The report has revealed a significant contraction in the profitability of the SOE sector. During the first half of 2024, the 52 entities collectively posted profits of Rs. 280.7 billion. In contrast, their combined profit for the corresponding period in 2025 has dropped to Rs. 227.8 billion—a decline of more than Rs. 52 billion.

Among the largest loss-makers are the Ceylon Electricity Board (CEB), SriLankan Airlines and the Lanka Sugar Company, all of which have recorded steep reversals compared to previous years. The CEB has posted a pre-tax loss of Rs. 13.2 billion as at 30 June 2025, a dramatic fall from profits of Rs. 144 billion in 2024 and Rs. 57.6 billion in 2023.

SriLankan Airlines has also suffered a sharp downturn, recording a pre-tax loss of Rs. 12 billion between April and June alone. The airline’s cumulative losses now stand at a staggering Rs. 628 billion. Its equity position has deteriorated to a negative Rs. 415 billion, while total liabilities have risen to Rs. 606.7 billion.

A BBC report cited by the Finance Ministry attributes the airline’s continuing losses to inadequate revenue diversification and heavy debt-servicing obligations.

The Cabinet has already approved restructuring of long-overdue debt amounting to USD 210 million and Rs. 31.4 billion, to be serviced with Treasury involvement.

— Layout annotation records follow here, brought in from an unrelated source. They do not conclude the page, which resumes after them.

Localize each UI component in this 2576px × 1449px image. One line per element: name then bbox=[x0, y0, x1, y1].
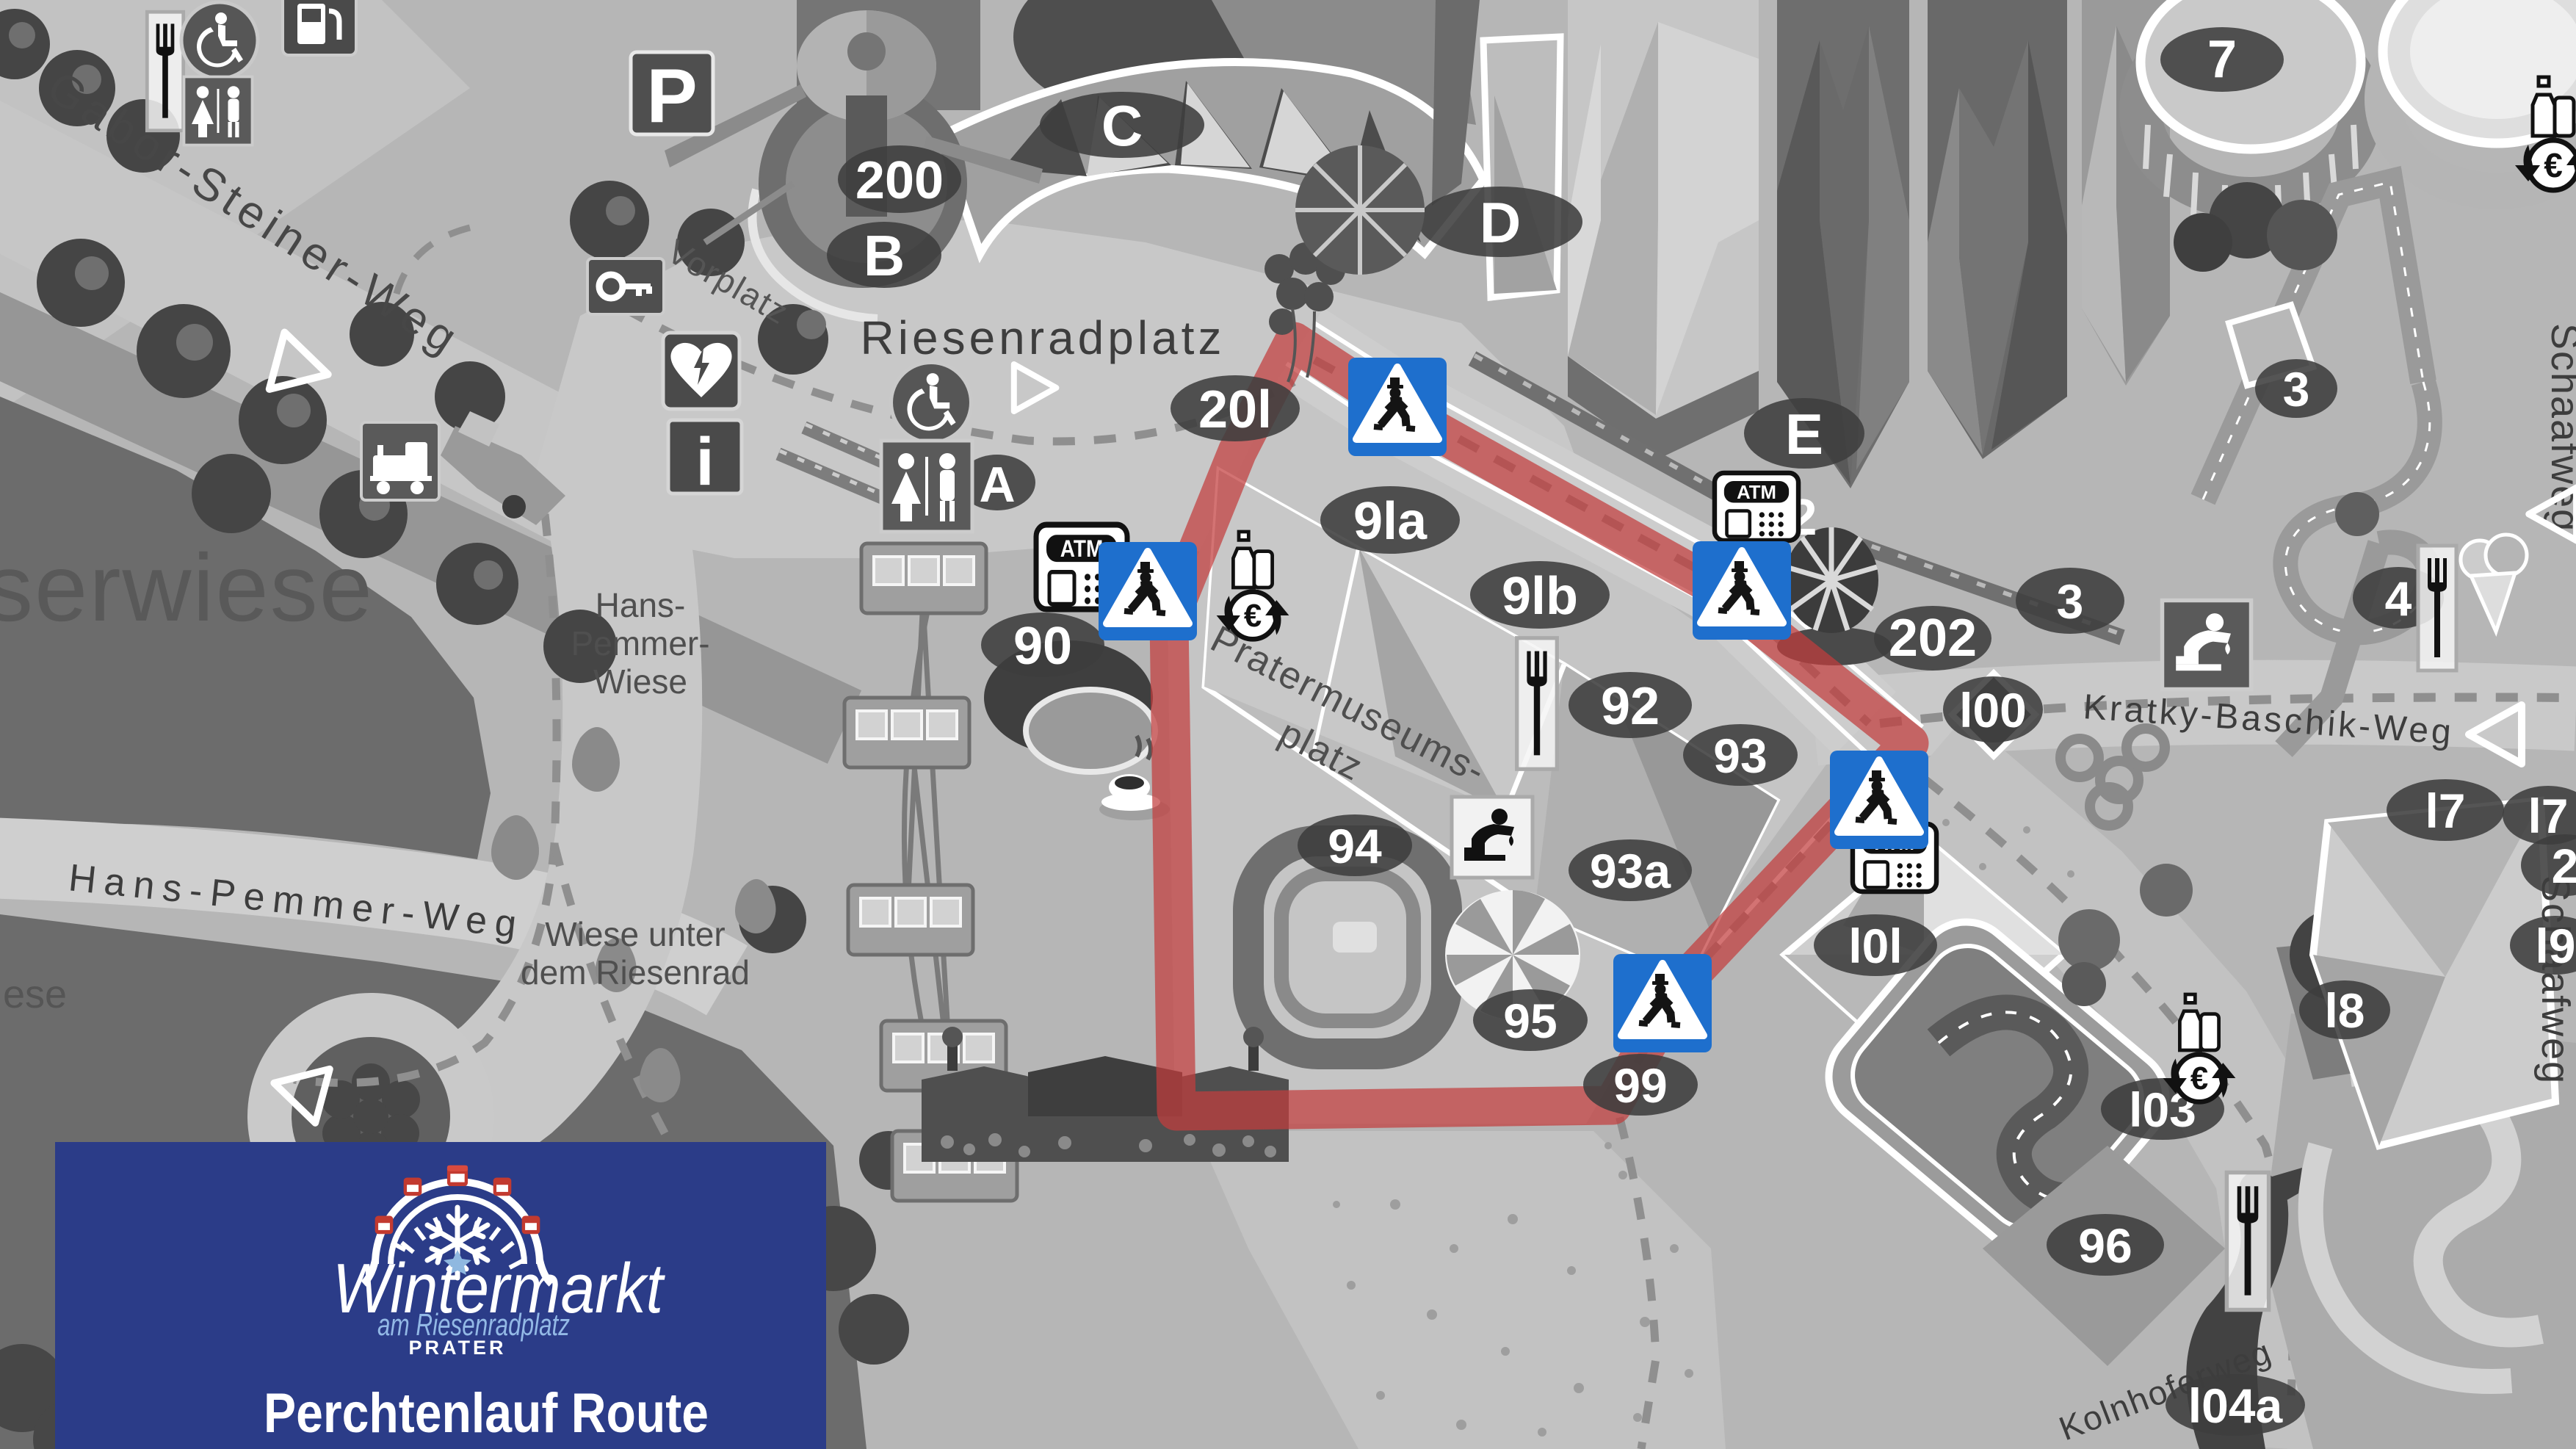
svg-text:ese: ese bbox=[3, 972, 67, 1016]
svg-text:C: C bbox=[1101, 93, 1143, 158]
svg-text:92: 92 bbox=[1601, 677, 1660, 736]
svg-text:93: 93 bbox=[1713, 729, 1767, 783]
svg-text:3: 3 bbox=[2057, 574, 2084, 629]
svg-text:l0l: l0l bbox=[1848, 919, 1902, 973]
svg-text:4: 4 bbox=[2385, 571, 2412, 626]
svg-text:l04a: l04a bbox=[2188, 1378, 2284, 1433]
svg-text:A: A bbox=[979, 457, 1015, 513]
svg-text:Schaafweg: Schaafweg bbox=[2533, 875, 2576, 1085]
svg-text:90: 90 bbox=[1013, 617, 1072, 676]
svg-text:Pemmer-: Pemmer- bbox=[571, 624, 709, 662]
svg-text:7: 7 bbox=[2207, 30, 2237, 89]
svg-text:E: E bbox=[1785, 402, 1823, 466]
svg-text:dem Riesenrad: dem Riesenrad bbox=[521, 953, 750, 991]
svg-text:l7: l7 bbox=[2528, 789, 2568, 843]
svg-text:D: D bbox=[1480, 190, 1521, 255]
svg-text:Perchtenlauf Route: Perchtenlauf Route bbox=[264, 1382, 709, 1445]
svg-text:l00: l00 bbox=[1959, 683, 2027, 737]
svg-text:3: 3 bbox=[2283, 362, 2310, 416]
svg-text:9la: 9la bbox=[1353, 492, 1428, 551]
svg-text:Wiese unter: Wiese unter bbox=[545, 915, 725, 953]
svg-text:96: 96 bbox=[2078, 1218, 2132, 1273]
svg-text:PRATER: PRATER bbox=[408, 1337, 506, 1359]
svg-text:95: 95 bbox=[1503, 994, 1557, 1048]
svg-text:l7: l7 bbox=[2425, 784, 2465, 838]
svg-text:202: 202 bbox=[1889, 609, 1977, 668]
svg-text:Wiese: Wiese bbox=[593, 662, 687, 701]
svg-text:Hans-: Hans- bbox=[596, 586, 686, 624]
svg-text:Riesenradplatz: Riesenradplatz bbox=[861, 311, 1226, 364]
svg-text:200: 200 bbox=[855, 151, 944, 210]
svg-text:99: 99 bbox=[1613, 1058, 1667, 1113]
svg-text:94: 94 bbox=[1328, 819, 1382, 873]
svg-text:93a: 93a bbox=[1590, 844, 1671, 898]
svg-text:P: P bbox=[646, 54, 697, 139]
svg-text:2: 2 bbox=[2552, 839, 2576, 893]
svg-text:B: B bbox=[864, 223, 905, 288]
svg-text:9lb: 9lb bbox=[1502, 567, 1578, 626]
svg-text:serwiese: serwiese bbox=[0, 534, 374, 641]
svg-text:l8: l8 bbox=[2324, 983, 2365, 1038]
svg-text:l9: l9 bbox=[2535, 919, 2575, 973]
svg-text:i: i bbox=[695, 424, 714, 499]
svg-text:20l: 20l bbox=[1198, 380, 1272, 439]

Meanwhile, Lanka Sugar Company Limited has recorded a pre-tax loss of Rs. 2.6 billion as at 30 June, compared to a loss of Rs. 1.9 billion in 2024 and a profit of Rs. 2.8 billion in 2023, reflecting further deterioration in performance.

Presenting the 2026 Budget, President Anura Kumara Dissanayake said political interference, weak financial discipline and patronage-based recruitment had turned several state entities into “a heavy burden on the economy.” He noted that a number of institutions had failed to pay bank loans, taxes or employee EPF/ETF contributions. The government has already allocated Rs. 11 billion to settle overdue employee benefits and outstanding taxes.

The President said the government would shut down institutions with no commercial, regulatory or administrative value, merge agencies performing overlapping functions and reorganise those that have diverged from their core mandates.

SOEs currently in the red include the CEB, SriLankan Airlines, Lanka Sugar Company, State Engineering Corporation, Lanka Sathosa, Hotel Developers (Lanka) Ltd, State Development and Construction Corporation, Sri Lanka Rupavahini Corporation, State Timber Corporation, ITN, SLBC, State Printing Corporation, Ceylon Fisheries Harbour Corporation, National Livestock Development Board, Janatha Estate Development Board, Sri Lanka State Plantation Corporation, Sri Lanka Cashew Corporation and the Ceylon Fisheries Corporation.

A number of institutions—among them Lanka Sugar Pvt Ltd, the Janatha Estate Development Board, SLSPC, SLRC, Ceylon Fisheries Corporation, NLDB, Elkaduwa Plantations Ltd, SLBC, North Sea Ltd and Lanka Ceramics JV Corporation—have been unable to meet EPF/ETF and tax obligations and now require direct Treasury support.

Despite the pressures, the Finance Ministry notes that several major SOEs have posted stronger results. State banks have reported a combined profitability increase of Rs. 65.5 billion in the first half of the year, while the Sri Lanka Ports Authority, National Water Supply and Drainage Board and Employees’ Trust Fund Board have also improved their performance.

The government has already begun the process of closing 33 inactive institutions by 2026 and restructuring others in line with new efficiency and governance targets.